Gillian Lane-Mercier, Denise Merkle, Reine Meylaerts
La notion de traduction institutionnelle a suscité beaucoup d’intérêt dernièrement, alors qu’elle génère la controverse en réponse à l’« ambiguity of the concept of institution » (Kang 2009 : 141) car les traductologues se réfèrent « either to translating in or for specific organizations » (Kang 2009 : 141). La recherche porte surtout sur la traduction institutionnelle comme « mostly centred on translation practice at large and important institutions » (Kang 2009 : 144), sans faire la part entre les contextes de langues officielles et de langues non officielles (p. ex. : Pym 2004), ou entre les contextes nationaux et internationaux (Koskinen 2008). De plus, « the concept is slowly but clearly being used as a means of understanding and studying translation practice in general » (Kang 2009 : 144), ce qui ajoute à l’ubiquité du terme. Un sous-domaine de la traduction institutionnelle qui pourrait aider à nuancer le sens et contribuer à la théorie est celui de « traduction officielle » dans deux contextes différents : national et international. Si le terme est également polysémique, son étendue est tout de même moindre que celle de traduction institutionnelle. Cependant, on retrouve rarement ce terme dans le domaine de la traductologie (à l’exception de l’identification des traductions certifiées ou notariées de documents officiels, p. ex. : certificat de naissance ou de décès, permis de conduire).
Une définition de traduction officielle qui pourrait s’avérer utile est inspirée de l’Organisation de coopération et développement économiques (OECD 2002) ; selon celle-ci, la traduction officielle se fait entre langues légiférées dans une entité politique (État, région, ville ou organisation internationale) constituée légalement. De plus, le terme pourrait s’appliquer aux types de textes (légaux ou administratifs, p. ex.) identifiés dans la législation sur les langues officielles. La recherche traductologique jusqu’à ce jour se penche sur les organisations internationales, notamment sur l’Union européenne, à l’exception de celle de Brian Mossop (1988 ; 1990), qui étudie le Bureau de la traduction du Canada. Plus de recherches sur les États officiellement plurilingues, la Belgique et le Canada étant les exemples le plus souvent cités, en plus des régions et des villes peuvent aider à comprendre la position et le rôle de la traduction et de l’interprétation dans ces régimes, ce qui définit leur politique respective de traduction et d’interprétation.

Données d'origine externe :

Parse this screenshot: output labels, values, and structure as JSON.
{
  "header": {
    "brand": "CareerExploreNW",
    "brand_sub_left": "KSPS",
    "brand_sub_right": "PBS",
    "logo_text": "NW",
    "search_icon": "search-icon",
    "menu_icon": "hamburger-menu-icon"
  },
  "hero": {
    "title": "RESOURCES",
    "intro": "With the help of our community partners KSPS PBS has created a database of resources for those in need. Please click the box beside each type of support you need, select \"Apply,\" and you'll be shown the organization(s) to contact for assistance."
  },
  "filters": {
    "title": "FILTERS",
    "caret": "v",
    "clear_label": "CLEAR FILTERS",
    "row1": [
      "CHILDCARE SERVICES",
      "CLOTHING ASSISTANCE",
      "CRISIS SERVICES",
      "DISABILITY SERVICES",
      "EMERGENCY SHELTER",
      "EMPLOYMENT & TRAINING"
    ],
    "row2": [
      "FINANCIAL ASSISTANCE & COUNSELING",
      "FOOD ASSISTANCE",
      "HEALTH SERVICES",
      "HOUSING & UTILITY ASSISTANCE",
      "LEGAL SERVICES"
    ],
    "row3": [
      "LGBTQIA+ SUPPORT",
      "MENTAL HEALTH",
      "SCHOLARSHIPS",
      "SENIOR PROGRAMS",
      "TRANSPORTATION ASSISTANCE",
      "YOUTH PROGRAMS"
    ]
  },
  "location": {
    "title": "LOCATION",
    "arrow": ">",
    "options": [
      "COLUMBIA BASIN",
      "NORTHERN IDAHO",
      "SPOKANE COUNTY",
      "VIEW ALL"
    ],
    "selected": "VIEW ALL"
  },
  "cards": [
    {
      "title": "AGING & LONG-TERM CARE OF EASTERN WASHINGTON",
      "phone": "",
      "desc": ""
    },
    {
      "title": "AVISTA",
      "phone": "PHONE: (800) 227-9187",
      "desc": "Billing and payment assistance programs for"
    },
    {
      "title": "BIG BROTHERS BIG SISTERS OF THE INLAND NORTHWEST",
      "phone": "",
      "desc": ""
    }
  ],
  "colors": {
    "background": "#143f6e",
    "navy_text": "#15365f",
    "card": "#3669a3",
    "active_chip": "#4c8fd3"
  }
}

Une ville, une région ou un pays désigné officiellement plurilingue sera sans doute doté d’une législation sur les langues officielles, mais cette législation n’explicite pas toujours les droits en matière de traduction et d’interprétation. Par exemple, l’Acte constitutionnel du Canada (1867) exige la production de documents officiels dans les deux langues officielles du pays (l’anglais et le français), mais ne se réfère pas à la traduction. Comment l’État produira-t-il ainsi les documents dans les deux langues officielles ? Les documents seront-ils rédigés dans les deux langues ou va-t-on plutôt traduire les textes ? Si l’État décide de les faire traduire, quelles seront la langue de départ et la langue d’arrivée ? Pour des raisons historiques, une des langues officielles peut jouir de plus de prestige que l’autre langue au sein de l’État, même si cette dernière jouit du statut de langue majeure au-delà des frontières nationales. La langue officielle minoritaire sera vraisemblablement reléguée au statut de langue traduite.
Dans des contextes de langues officielles, il existe souvent une infrastructure, par exemple un service de traduction et d’interprétation officiel, ainsi qu’un système de formation des traducteurs qui peuvent y être embauchés. Les traducteurs y intégrés doivent généralement avoir suivi une formation standardisée et réussi un examen, en plus de répondre aux normes de sécurité. Des traducteurs officiels contribuent aux banques de terminologie qui normalisent les termes et aux mémoires de traduction qui uniformisent le style et l’usage, en plus de participer activement à l’aménagement linguistique. En outre, l’État peut exiger l’adhésion à une association professionnelle qui contrôle la profession.